先生は幅広く、①古い南ルート人骨のモノから現代人まで、DNAを並べてその近似性を調べてびっくり。2500年前(今では弥生時代とされている)愛知・伊川津遺跡の人骨と8千年前のラオス古人骨が他に比しダントツで極めて近い。
更に、時代は大分経過しているのに、②巷間では日本人に影響強いとされるシベリア南部の北ルートで東進したユーラシア大陸狩猟族の要素がこれらに含まれない事(⑤赤線、後の時代に入る)も驚き。しかしこれは、現生人類移住史の出アフリカ後に南方・東南アジアから沿岸を「パンカル海」、「曙海」へと北上し、内陸へ河川を遡行した始まり時代の状況を考えれば、驚きではアリマセン。③曙海から約4万年前に対馬西水道(30~40km)を渡海し、(日本)祖人Proto-Japaneseは列島を北海道へ、南下して沖縄へ拡がりました。一方、➃当時の北東亜平野近くの北京・田園洞の種族は、淡水魚を食していた特徴からマンモス・トナカイ狩猟族でない、曙海から河川を遡行し西進した海民系と考えられ前回の移住史図が理解できます。
さて、8千年前頃は、北ルート狩猟人も東アジアに来ているのに、ラオス人が長い旅を経て他のDNAを交えずに渥美半島にまで来たとは考え難いですから、やはり始まり時代の西太平洋沿岸系の祖先が、列島の太平洋側、日本海側、中央山地・長野を含めて北上し拡がって行った時代の痕跡が、愛知とラオスにも残っていて発見されたと考えるべきでしょう。⑤がそれを示しています。始まりの祖代については、巷間、シベリア南部北ルートから狩猟族が、朝鮮山地(当時は半島でない)から九州へ進入とか、沿海州・樺太から北海道に進入したと言われますが、時代を混交させて論じてしまっている問題のみならず、少なくともこの伊川津・ラオスの近似が浮かび上がったDNA調査からは、南方・北上の沿岸系ルートの先行が主流であり、暮らしぶりの後代への影響が残った重要性(かねてより日本祖代研究会は主張)を認識し、修正されるべきです。

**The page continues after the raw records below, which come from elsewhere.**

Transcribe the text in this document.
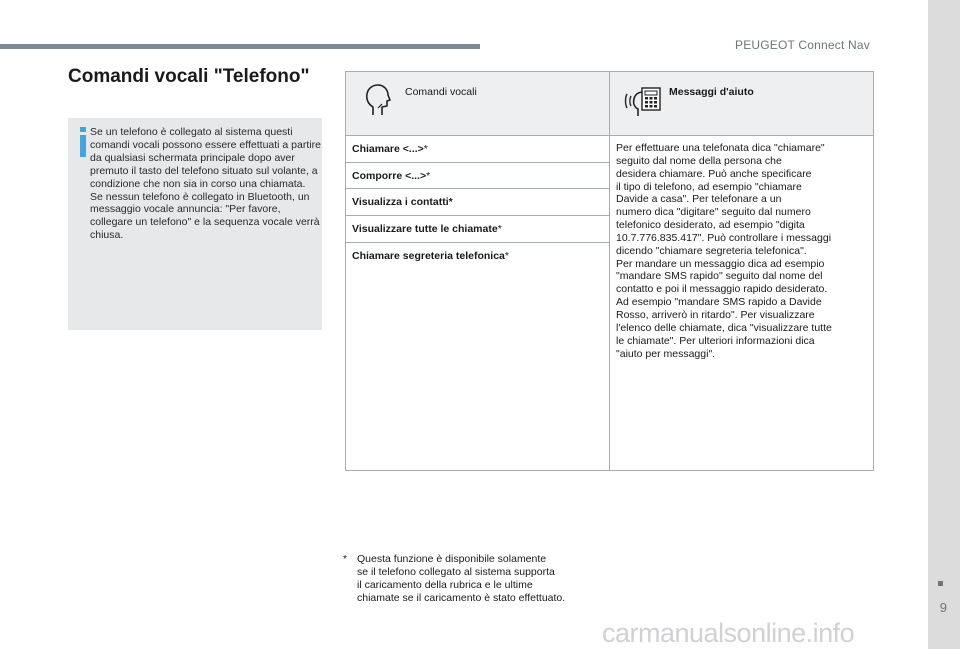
PEUGEOT Connect Nav
9
Comandi vocali "Telefono"

Se un telefono è collegato al sistema questi comandi vocali possono essere effettuati a partire da qualsiasi schermata principale dopo aver premuto il tasto del telefono situato sul volante, a condizione che non sia in corso una chiamata.

Se nessun telefono è collegato in Bluetooth, un messaggio vocale annuncia: "Per favore, collegare un telefono" e la sequenza vocale verrà chiusa.

Comandi vocali	Messaggi d'aiuto
Chiamare <...>*
Comporre <...>*
Visualizza i contatti*
Visualizzare tutte le chiamate*
Chiamare segreteria telefonica*
Per effettuare una telefonata dica "chiamare"
seguito dal nome della persona che
desidera chiamare. Può anche specificare
il tipo di telefono, ad esempio "chiamare
Davide a casa". Per telefonare a un
numero dica "digitare" seguito dal numero
telefonico desiderato, ad esempio "digita
10.7.776.835.417". Può controllare i messaggi
dicendo "chiamare segreteria telefonica".
Per mandare un messaggio dica ad esempio
"mandare SMS rapido" seguito dal nome del
contatto e poi il messaggio rapido desiderato.
Ad esempio "mandare SMS rapido a Davide
Rosso, arriverò in ritardo". Per visualizzare
l'elenco delle chiamate, dica "visualizzare tutte
le chiamate". Per ulteriori informazioni dica
"aiuto per messaggi".
* Questa funzione è disponibile solamente
se il telefono collegato al sistema supporta
il caricamento della rubrica e le ultime
chiamate se il caricamento è stato effettuato.
carmanualsonline.info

特に、昨年アメリカのニューメキシコで2.3万年前の足跡発見で、北海道からの昆布ハイウェイ(Kelp Highway)の沿岸ルートは注目です。海面数十mの上昇で、沿岸考古痕跡の発見は困難ですが。そして、子供に世界に南方からベリンジアに至る間の日本列島ルートについて発信すべきであり、祖先解明に国際共同研究を主導すべきです 。